The vehicle that holds the Guinness World Record, with a top speed of 282.42kph (175.49mph), is a fully self-driving race car called Robocar, which is also the first vehicle to complete the hill-climb at Goodwood Festival of Speed entirely autonomously.
But Robocar has no cockpit for a human driver, so Roborace has another vehicle called DevBot 2.0, which uses the same artificial intelligence technology as Robocar but includes a passenger seat, steering wheel and pedals.
I did two laps of the Silverstone Circuit – the first driving myself, which turned out to be rather eventful when I took a wrong turn and ended up on the wrong part of the track, and the second letting the AI take the wheel.
While I’m a naturally cautious driver, the AI has no fear and waits until what feels like the last possible moment before braking, resulting in a hair-raising experience going around corners.
However, I was surprised at how safe I felt during the AI lap – despite the disconcerting sight of the steering wheel turning itself in front of me.
This might be because the speed was capped at 100kph (60mph), but it was also an extremely smooth ride, and it was clear that every turn had been calculated with mathematical precision.
Like the driverless cars being developed by the likes of Google and Uber over in California, Roborace’s vehicles use LIDARs, radars, AI cameras, ultrasonic sensors, optical speed sensors and GNSS positioning to drive themselves.
They also run Nvidia’s Drive PX2 AI car computing software, which essentially acts as the “brain” of the car, enabling it to interpret all the information from the sensors.
Roborace hopes to accelerate the development of autonomous software and contribute to the broader driverless car revolution by pushing the technology to its limits in a range of controlled environments.
Earlier this year, for example, the company announced a collaboration with VW Data:Lab and Italdesign to test emergency braking and obstacle avoidance path planning.
“We can get to technology gains far quicker by challenging ourselves in harder environments,” Paul Andrews, Senior Partnership Development Manager at Roborace, told Mirror Online.
“And with the move next year to Millbrook, where we’ll be based on a proving ground, we’ll have day-after-day testing.
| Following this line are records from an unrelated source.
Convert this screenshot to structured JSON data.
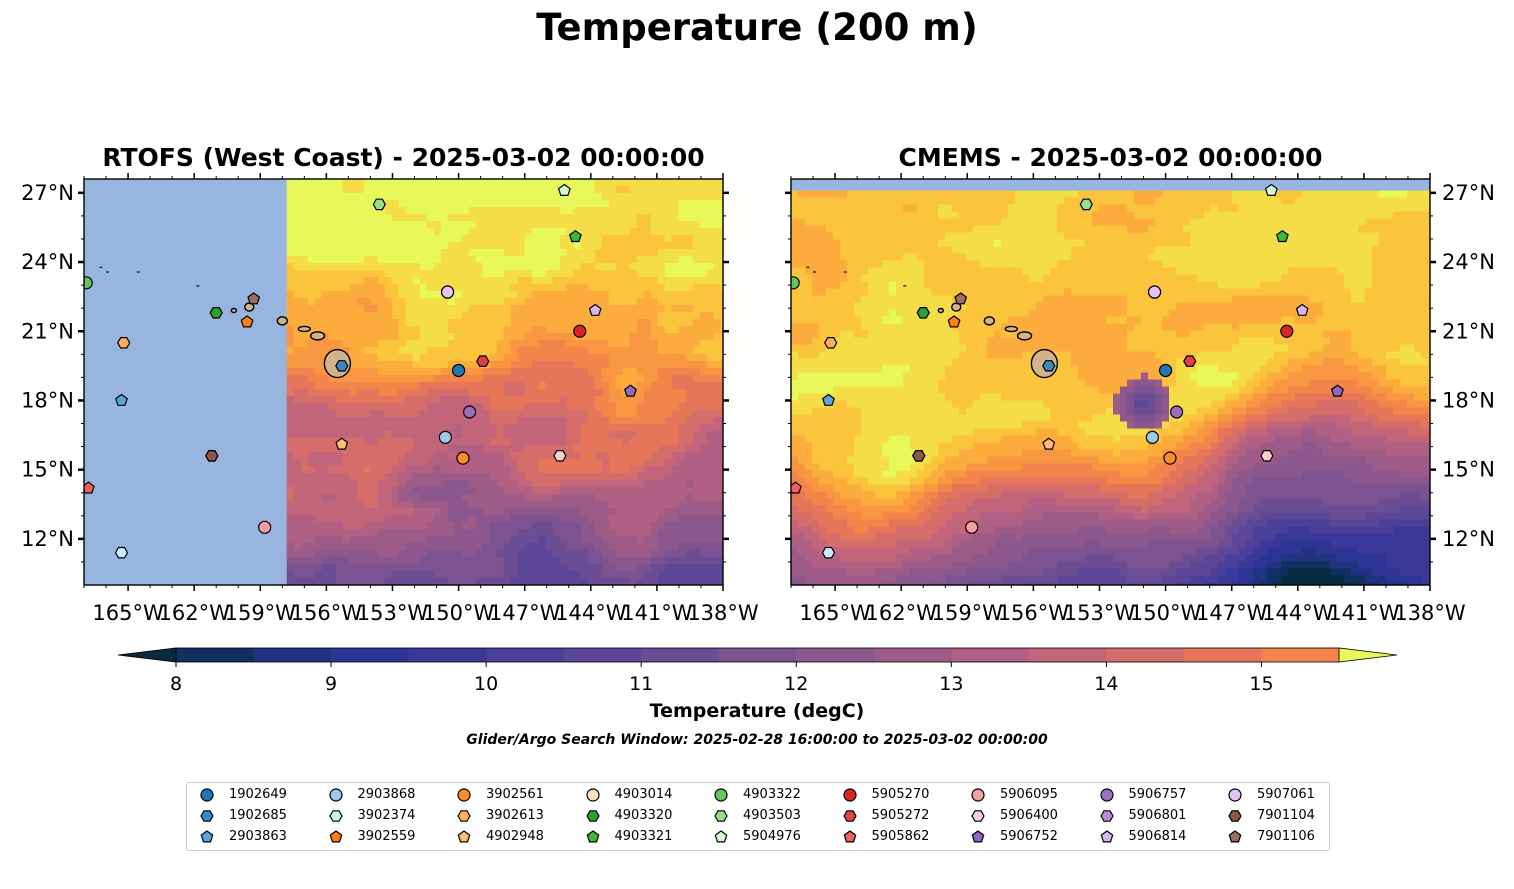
{
  "figure": {
    "suptitle": "Temperature (200 m)",
    "colorbar_label": "Temperature (degC)",
    "search_window": "Glider/Argo Search Window: 2025-02-28 16:00:00 to 2025-03-02 00:00:00",
    "colors": {
      "land": "#d2b48c",
      "nodata": "#97b5df",
      "warm": "#e8f85a"
    }
  },
  "chart_data": [
    {
      "type": "heatmap",
      "title": "RTOFS (West Coast) - 2025-03-02 00:00:00",
      "xlim": [
        -167,
        -138
      ],
      "ylim": [
        10,
        27.6
      ],
      "xticks": [
        "165°W",
        "162°W",
        "159°W",
        "156°W",
        "153°W",
        "150°W",
        "147°W",
        "144°W",
        "141°W",
        "138°W"
      ],
      "yticks": [
        "27°N",
        "24°N",
        "21°N",
        "18°N",
        "15°N",
        "12°N"
      ],
      "ytick_side": "left",
      "model_domain_west_edge_lon": -157.8,
      "grid": false
    },
    {
      "type": "heatmap",
      "title": "CMEMS - 2025-03-02 00:00:00",
      "xlim": [
        -167,
        -138
      ],
      "ylim": [
        10,
        27.6
      ],
      "xticks": [
        "165°W",
        "162°W",
        "159°W",
        "156°W",
        "153°W",
        "150°W",
        "147°W",
        "144°W",
        "141°W",
        "138°W"
      ],
      "yticks": [
        "27°N",
        "24°N",
        "21°N",
        "18°N",
        "15°N",
        "12°N"
      ],
      "ytick_side": "right",
      "model_domain_north_edge_lat": 27.1,
      "grid": false
    }
  ],
  "colorbar": {
    "min": 8,
    "max": 15.5,
    "step": 0.5,
    "ticks": [
      "8",
      "9",
      "10",
      "11",
      "12",
      "13",
      "14",
      "15"
    ],
    "extend": "both",
    "colors": [
      "#082a40",
      "#11305f",
      "#203380",
      "#2d3594",
      "#3b3899",
      "#4a3f99",
      "#5c4697",
      "#6b4d93",
      "#7c5290",
      "#8c578d",
      "#9d5b88",
      "#b06082",
      "#c2657a",
      "#d56d6a",
      "#e6765a",
      "#f3844a",
      "#f99641",
      "#fcab3d",
      "#fbc43d",
      "#f5dd48",
      "#e8f85a"
    ]
  },
  "floats": [
    {
      "id": "1902649",
      "lon": -150.0,
      "lat": 19.3,
      "marker": "circle",
      "color": "#1f77b4"
    },
    {
      "id": "1902685",
      "lon": -155.3,
      "lat": 19.5,
      "marker": "hexagon",
      "color": "#3a87c4"
    },
    {
      "id": "2903863",
      "lon": -165.3,
      "lat": 18.0,
      "marker": "pentagon",
      "color": "#5aa5e0"
    },
    {
      "id": "2903868",
      "lon": -150.6,
      "lat": 16.4,
      "marker": "circle",
      "color": "#9ecae9"
    },
    {
      "id": "3902374",
      "lon": -165.3,
      "lat": 11.4,
      "marker": "hexagon",
      "color": "#c6ecf8"
    },
    {
      "id": "3902559",
      "lon": -159.6,
      "lat": 21.4,
      "marker": "pentagon",
      "color": "#ff7f0e"
    },
    {
      "id": "3902561",
      "lon": -149.8,
      "lat": 15.5,
      "marker": "circle",
      "color": "#ff8c2a"
    },
    {
      "id": "3902613",
      "lon": -165.2,
      "lat": 20.5,
      "marker": "hexagon",
      "color": "#ffad62"
    },
    {
      "id": "4902948",
      "lon": -155.3,
      "lat": 16.1,
      "marker": "pentagon",
      "color": "#ffbb78"
    },
    {
      "id": "4903014",
      "lon": -150.5,
      "lat": 22.7,
      "marker": "circle",
      "color": "#ffe0c4"
    },
    {
      "id": "4903320",
      "lon": -161.0,
      "lat": 21.8,
      "marker": "hexagon",
      "color": "#2ca02c"
    },
    {
      "id": "4903321",
      "lon": -144.7,
      "lat": 25.1,
      "marker": "pentagon",
      "color": "#3db83d"
    },
    {
      "id": "4903322",
      "lon": -166.9,
      "lat": 23.1,
      "marker": "circle",
      "color": "#62c462"
    },
    {
      "id": "4903503",
      "lon": -153.6,
      "lat": 26.5,
      "marker": "hexagon",
      "color": "#98df8a"
    },
    {
      "id": "5904976",
      "lon": -145.2,
      "lat": 27.1,
      "marker": "pentagon",
      "color": "#d4fbd2"
    },
    {
      "id": "5905270",
      "lon": -144.5,
      "lat": 21.0,
      "marker": "circle",
      "color": "#d62728"
    },
    {
      "id": "5905272",
      "lon": -148.9,
      "lat": 19.7,
      "marker": "hexagon",
      "color": "#e04040"
    },
    {
      "id": "5905862",
      "lon": -166.8,
      "lat": 14.2,
      "marker": "pentagon",
      "color": "#f06060"
    },
    {
      "id": "5906095",
      "lon": -158.8,
      "lat": 12.5,
      "marker": "circle",
      "color": "#f4a09e"
    },
    {
      "id": "5906400",
      "lon": -145.4,
      "lat": 15.6,
      "marker": "hexagon",
      "color": "#fbcdcd"
    },
    {
      "id": "5906752",
      "lon": -142.2,
      "lat": 18.4,
      "marker": "pentagon",
      "color": "#9467bd"
    },
    {
      "id": "5906757",
      "lon": -149.5,
      "lat": 17.5,
      "marker": "circle",
      "color": "#9a6fc0"
    },
    {
      "id": "5906801",
      "lon": -161.2,
      "lat": 15.6,
      "marker": "hexagon",
      "color": "#b58fd9"
    },
    {
      "id": "5906814",
      "lon": -143.8,
      "lat": 21.9,
      "marker": "pentagon",
      "color": "#d4b8f2"
    },
    {
      "id": "5907061",
      "lon": -150.5,
      "lat": 22.7,
      "marker": "circle",
      "color": "#e3c5fb"
    },
    {
      "id": "7901104",
      "lon": -161.2,
      "lat": 15.6,
      "marker": "hexagon",
      "color": "#8c564b"
    },
    {
      "id": "7901106",
      "lon": -159.3,
      "lat": 22.4,
      "marker": "pentagon",
      "color": "#9e6b5e"
    }
  ]
}
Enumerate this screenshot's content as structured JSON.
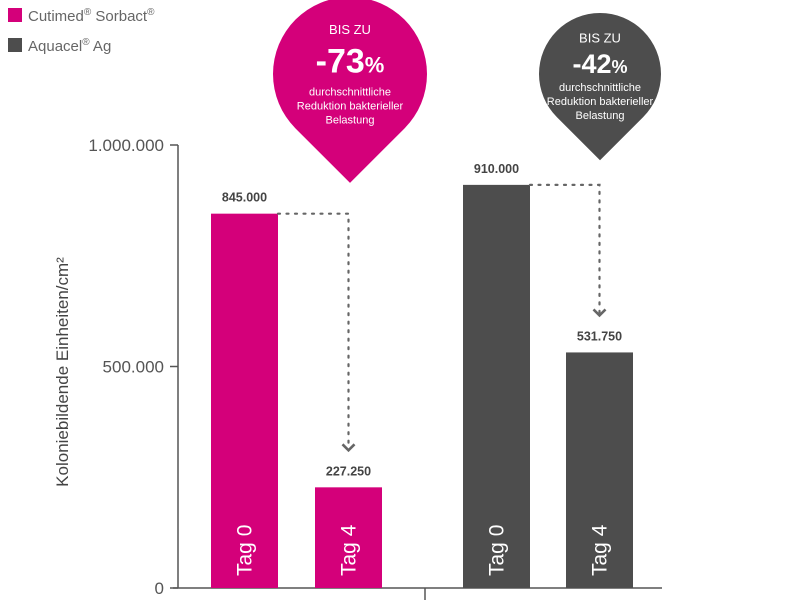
{
  "chart_data": {
    "type": "bar",
    "ylabel": "Koloniebildende Einheiten/cm²",
    "ylim": [
      0,
      1000000
    ],
    "y_ticks": [
      {
        "value": 0,
        "label": "0"
      },
      {
        "value": 500000,
        "label": "500.000"
      },
      {
        "value": 1000000,
        "label": "1.000.000"
      }
    ],
    "legend_position": "top-left",
    "grid": false,
    "categories": [
      "Tag 0",
      "Tag 4"
    ],
    "series": [
      {
        "name": "Cutimed® Sorbact®",
        "legend_base": "Cutimed",
        "legend_mid": " Sorbact",
        "sup": "®",
        "color": "#d4007a",
        "values": [
          845000,
          227250
        ],
        "value_labels": [
          "845.000",
          "227.250"
        ],
        "reduction": {
          "prefix": "BIS ZU",
          "number": "-73",
          "percent": "%",
          "line1": "durchschnittliche",
          "line2": "Reduktion bakterieller",
          "line3": "Belastung"
        }
      },
      {
        "name": "Aquacel® Ag",
        "legend_base": "Aquacel",
        "legend_mid": " Ag",
        "sup": "®",
        "color": "#4d4d4d",
        "values": [
          910000,
          531750
        ],
        "value_labels": [
          "910.000",
          "531.750"
        ],
        "reduction": {
          "prefix": "BIS ZU",
          "number": "-42",
          "percent": "%",
          "line1": "durchschnittliche",
          "line2": "Reduktion bakterieller",
          "line3": "Belastung"
        }
      }
    ]
  }
}
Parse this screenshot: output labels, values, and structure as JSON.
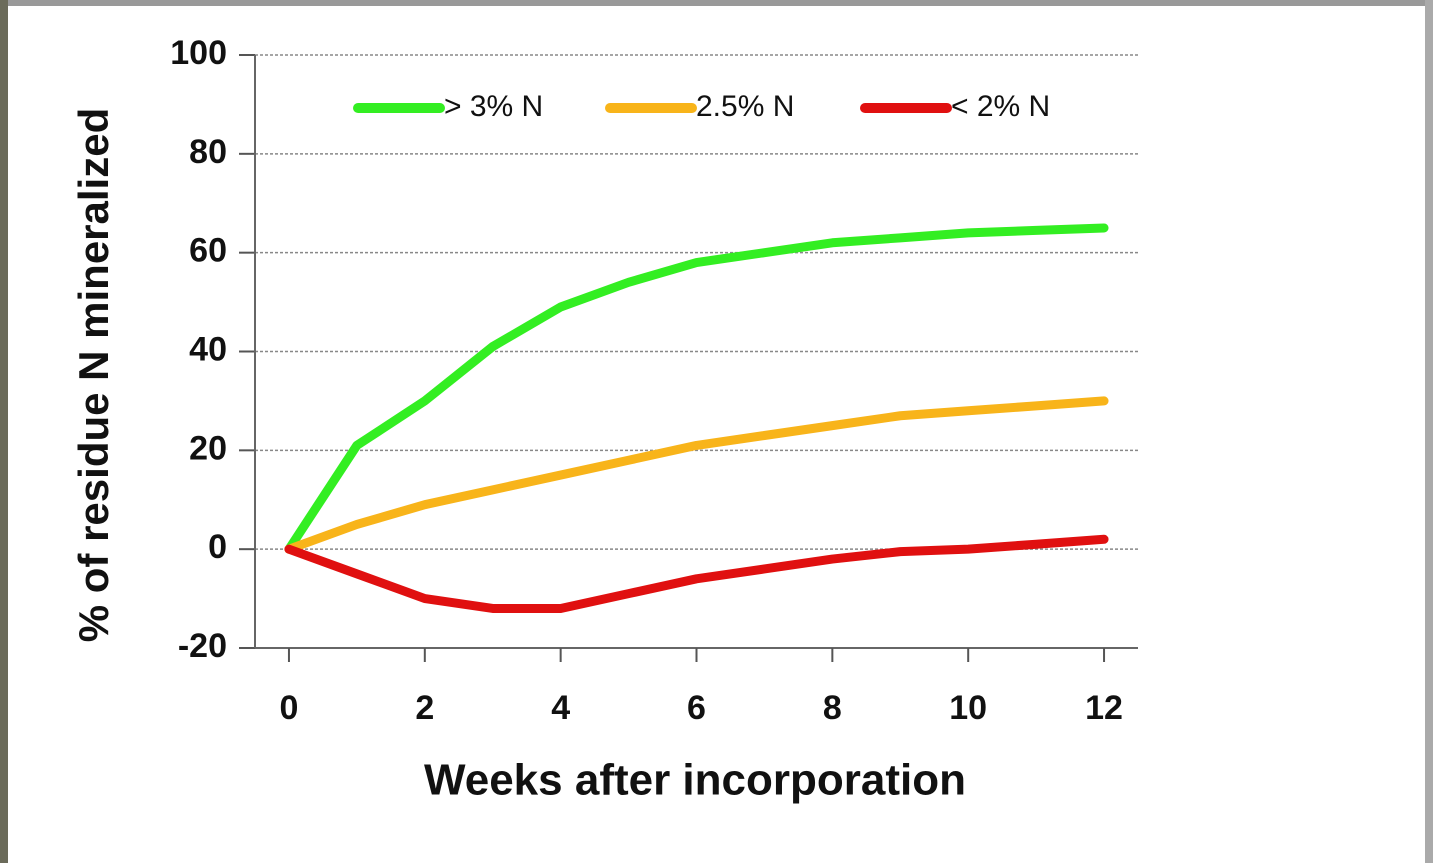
{
  "chart_data": {
    "type": "line",
    "x_label": "Weeks after incorporation",
    "y_label": "% of residue N mineralized",
    "x": [
      0,
      1,
      2,
      3,
      4,
      5,
      6,
      7,
      8,
      9,
      10,
      11,
      12
    ],
    "series": [
      {
        "name": "> 3% N",
        "color": "#33ee22",
        "values": [
          0,
          21,
          30,
          41,
          49,
          54,
          58,
          60,
          62,
          63,
          64,
          64.5,
          65
        ]
      },
      {
        "name": "2.5% N",
        "color": "#f8b41a",
        "values": [
          0,
          5,
          9,
          12,
          15,
          18,
          21,
          23,
          25,
          27,
          28,
          29,
          30
        ]
      },
      {
        "name": "< 2% N",
        "color": "#e01010",
        "values": [
          0,
          -5,
          -10,
          -12,
          -12,
          -9,
          -6,
          -4,
          -2,
          -0.5,
          0,
          1,
          2
        ]
      }
    ],
    "xlim": [
      -0.5,
      12.5
    ],
    "xticks": [
      0,
      2,
      4,
      6,
      8,
      10,
      12
    ],
    "ylim": [
      -20,
      100
    ],
    "yticks": [
      -20,
      0,
      20,
      40,
      60,
      80,
      100
    ],
    "grid": true,
    "legend": "top"
  }
}
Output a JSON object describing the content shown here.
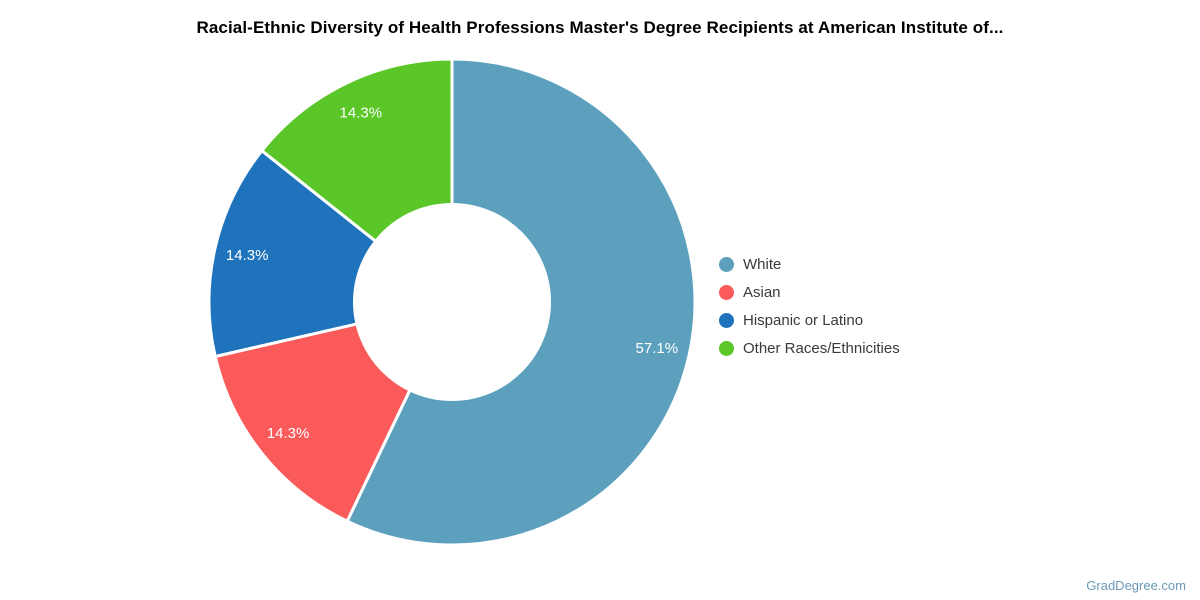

So we’ll get that technology transfered to the industry far quicker.”
Stephen Sidlo, Head of Digital at Roborace, added: “It’s important that we’re seen within that consumer world, but we’re at the frontier.
“Your Teslas and your Waymos are limited by traffic lights, and mothers with strollers slowing down development progress. We don’t have any of that, so we can push it as far and as quick as possible, which is the whole mantra.”
However, the company’s primary focus is on entertainment – using new and exciting formats to showcase the potential of autonomous driving and help build public trust, confidence and demand for the technology.
One aspect of this is wheel-to-wheel racing and other competitions, where teams of software engineers use code to gain a competitive advantage on the track.
“One of the targets for this year was to have an overtaking move, which we achieved quite early in the season,” said Andrews.
“So these robots aren’t just processing around a track – they have this racing instinct and they actually want to win.”
However, Roborace is also exploring digital forms of entertainment, working with prominent gaming engines like Twitch to meld autonomous motorsport and online gaming.
“It’s a new sport, a completely new sport, where you’re able to interact with it,” said Sidlo.
“You’re sat home with your family, you’re watching television, you have the Robocar in a live environment somewhere else; you’re able to interact with that car, to make it move or move an object in front of the car.
“So that whole immersive sport experience is the direction that we want to go in. We’re going to call it ‘Metaverse’ and it’s going to be the first time that we’re going to meld an actual live environment sport with what we’re doing here.
“It’s going to open so many doors to other areas – heavy on the AR, heavy on the VR, heavy on the live production; content that comes from an influencer base within eSports, gaming and entertainment all the way through to traditional motorsport.”